Specific examples of the materials include polyisobutylene resins, phenol resins, urea resins, epoxy resins, urethane acrylate resins, epoxy acrylate resins, silicone resins, curable resins such as polyamide, polystyrene resins, and the like. These thermoplastic resins can be mentioned. These may be used alone or as a mixture of two or more. Or even if it is the material which does not harden | cure alone, you may make it harden | cure by adding various hardening | curing agents, a crosslinking agent, etc. Further, various improvements may be made by modifying these or adding a filler. Among the above resins, polyisobutylene resins, epoxy resins, epoxy acrylate resins, silicone resins and the like are desirable.
Various curing methods such as a thermosetting type, a photocurable type, and an electron beam curable type can also be applied to the curing methods of these curable resins.
Further, the peripheral seal portion 12 and the intermediate seal portion 13 may use the same resin or different resins.

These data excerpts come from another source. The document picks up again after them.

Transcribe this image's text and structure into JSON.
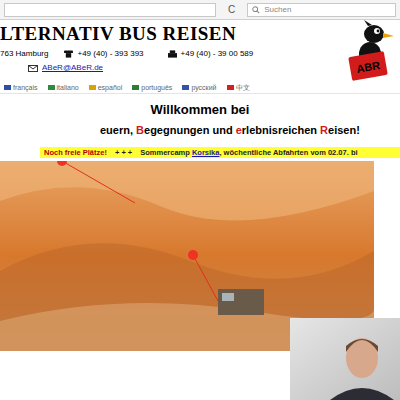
{
  "browser": {
    "reload": "C",
    "search_placeholder": "Suchen"
  },
  "header": {
    "title": "LTERNATIV BUS REISEN",
    "logo_text": "ABR",
    "address": "763 Hamburg",
    "phone": "+49 (40) - 393 393",
    "fax": "+49 (40) - 39 00 589",
    "email": "ABeR@ABeR.de"
  },
  "languages": [
    {
      "label": "français",
      "color": "#2b4fa8"
    },
    {
      "label": "italiano",
      "color": "#2e8b3d"
    },
    {
      "label": "español",
      "color": "#d9a300"
    },
    {
      "label": "português",
      "color": "#2e7d32"
    },
    {
      "label": "русский",
      "color": "#3353a8"
    },
    {
      "label": "中文",
      "color": "#d32020"
    }
  ],
  "welcome": {
    "line1": "Willkommen bei",
    "line2": [
      {
        "text": "euern, ",
        "color": "#000000"
      },
      {
        "text": "B",
        "color": "#d11a1a"
      },
      {
        "text": "egegnungen und ",
        "color": "#000000"
      },
      {
        "text": "e",
        "color": "#d11a1a"
      },
      {
        "text": "rlebnisreichen ",
        "color": "#000000"
      },
      {
        "text": "R",
        "color": "#d11a1a"
      },
      {
        "text": "eisen!",
        "color": "#000000"
      }
    ]
  },
  "banner": {
    "highlight": "Noch freie Plätze!",
    "separator": "+ + +",
    "before_link": "Sommercamp ",
    "link": "Korsika",
    "after_link": ", wöchentliche Abfahrten vom 02.07. bi"
  }
}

[Seal part-conductive polymer]
The conductive polymer 15 contained in the sealing material of the present invention includes a peripheral seal portion 12 of the dye-sensitized solar cell and an intermediate seal portion 13 that separates the cells of the solar cell module formed by arranging a plurality of the cells. In the above, the deterioration of the sealing resin component 14 is suppressed, and leakage and volatilization of the electrolytic solution are reduced, thereby increasing the long-term durability of the cell. In particular, it protects the sealing resin component from anions that promote the deterioration of the sealing resin component, and among them, iodide anions such as I ⁻ and I ₃ ⁻ .

The conductive polymer 15 of the present invention constitutes the conductive polymer so as to suppress the deterioration of the sealing resin component by interacting with the anionic electrolyte component that promotes the deterioration of the sealing resin component 14. A polymer formed by oxidative polymerization of the monomer is desirable. More desirably, it is a conductive polymer that has been oxidatively polymerized and is in a state in which the anionic dopant is eliminated.
In addition, the conductive polymer 15 in the seal portion increases the distribution ratio of the conductive polymer closer to the electrolyte in the sealing material so that the sealing resin component can be more effectively protected from the electrolyte component. It is desirable to distribute it. Furthermore, it is desirable that the conductive polymer farther away from the electrolyte is more densely polymerized in the sealing material so that the electrolyte component does not penetrate and leak inside the sealing material.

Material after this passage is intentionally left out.